Così in una lettera a Brod, del luglio ’22, coeva o non distante dalla stesura del nostro racconto. E singolarmente assonante. L’arte della consunzione e la consunzione come arte. Il nesso tra digiuno e scrittura si fa palese (e, peraltro, il rapporto con il cibo di Kafka fu alquanto tormentato). Se da una parte tale nesso ha una componente soggettiva, riguarda il consumarsi, anche fisico, dell’uomo nella scrittura, dall`altra, ed è la lezione forse più duratura, lo si vede "in oggetto" nella sostanza stessa della scrittura. Un tedesco scarnificato, apparentemente flebile ma ferreo, assolutamente essenziale, volutamente anche monotono. Il rigore fatto linguaggio. Quel rigore necessario, cogente, davanti all’abisso dell’uomo e della letteratura. Da qui le perduranti – e registrate da Precht – difficoltà nel tradurre Kafka. La resistenza che si deve opporre alla tentazione di "abbellire" Kafka, le sabbie mobili che Kafka pone davanti al traduttore, quella semplicità agghiacciante che si è tentati di correggere, con cui si è portati alla gara, soprattutto in una lingua come l’italiano. E invece no. La letteratura è digiuno, o non è. In tempi (questi tempi) di bulimia, di scrittura per accumulo e serie, in cui si cerca ogni pretesto attorno a cui costruire narrazioni, certo farebbe bene rileggere questa decina di pagine di racconto di nulla, e quindi di tutto. Un uomo che muore dopo aver passato la vita ad esibire la propria astinenza. E fin qui, forse, si sarebbe tentati di pensare al campo semantico della santità, giusto spogliato dei paramenti religiosi, con tutto quanto ne consegue. Invece l’inappetenza è una pura e semplice necessità:  
"Era infatti il solo a sapere quello che ignoravano anche gli iniziati, quanto fosse facile, cioè, digiunare. Era la cosa più facile del mondo. Non faceva niente per nasconderlo, ma nessuno gli credeva, nel migliore dei casi pensavano che fosse modesto, o, il più delle volte, avido di pubblicità, o perfino un impostore."

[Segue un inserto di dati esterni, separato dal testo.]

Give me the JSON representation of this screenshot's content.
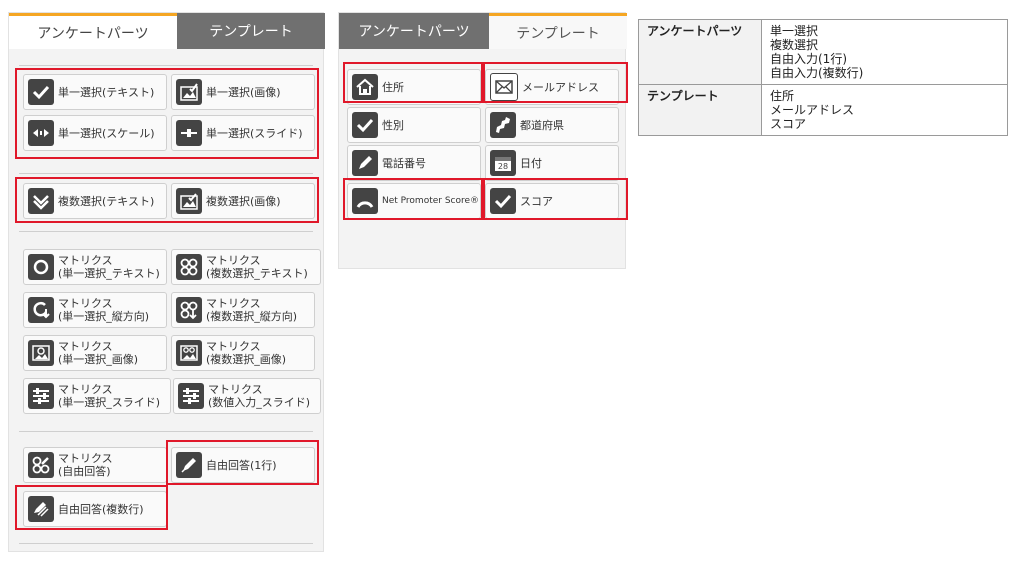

Ritrovare uno spazio di necessità (sempre sospetta, come si vede) nella letteratura (nell’arte, foss’anche nella vita) è forse davvero la lezione – ma non è questa la parola adatta – che tracima dalle sbarre della gabbia del digiunatore. Dolorosa, certo, e anche scomoda, per cui si è quasi costretti a chiedere perdono. Ma garante inequivocabile del discrimine tra ciò che è essenziale e cosa no. Fino alle estreme conseguenze.  
"Digiuni ancora?", gli domandò il guardiano. "Ma quando ti deciderai a smettere?". "Chiedo perdono a tutti", bisbigliò il digiunatore; solo il guardiano, che teneva l’orecchio accanto alle sbarre, lo sentì. "Ma certo", disse il guardiano, toccandosi le tempie con un dito per indicare agli inservienti lo stato in cui versava il digiunatore, "certo che ti perdoniamo". "Ho sempre voluto che ammiraste il mio digiuno", proseguì il digiunatore. "E noi infatti lo ammiriamo", fece il guardiano, con una certa condiscendenza. "Invece non dovete ammirarlo", replicò il digiunatore. "E allora non lo ammireremo", rispose il guardiano, "ma spiegami perché non dovremmo farlo". "Perché io devo proprio digiunare", riprese il digiunatore, "non posso farne a meno". "Ma senti un po`", disse il custode, "e perché mai non potresti farne a meno?". "Perché", disse il digiunatore "non sono mai riuscito a trovare il cibo che mi piacesse. Se l’avessi trovato, credimi, avrei fatto meno storie e mi sarei abbuffato proprio come te e tutti gli altri".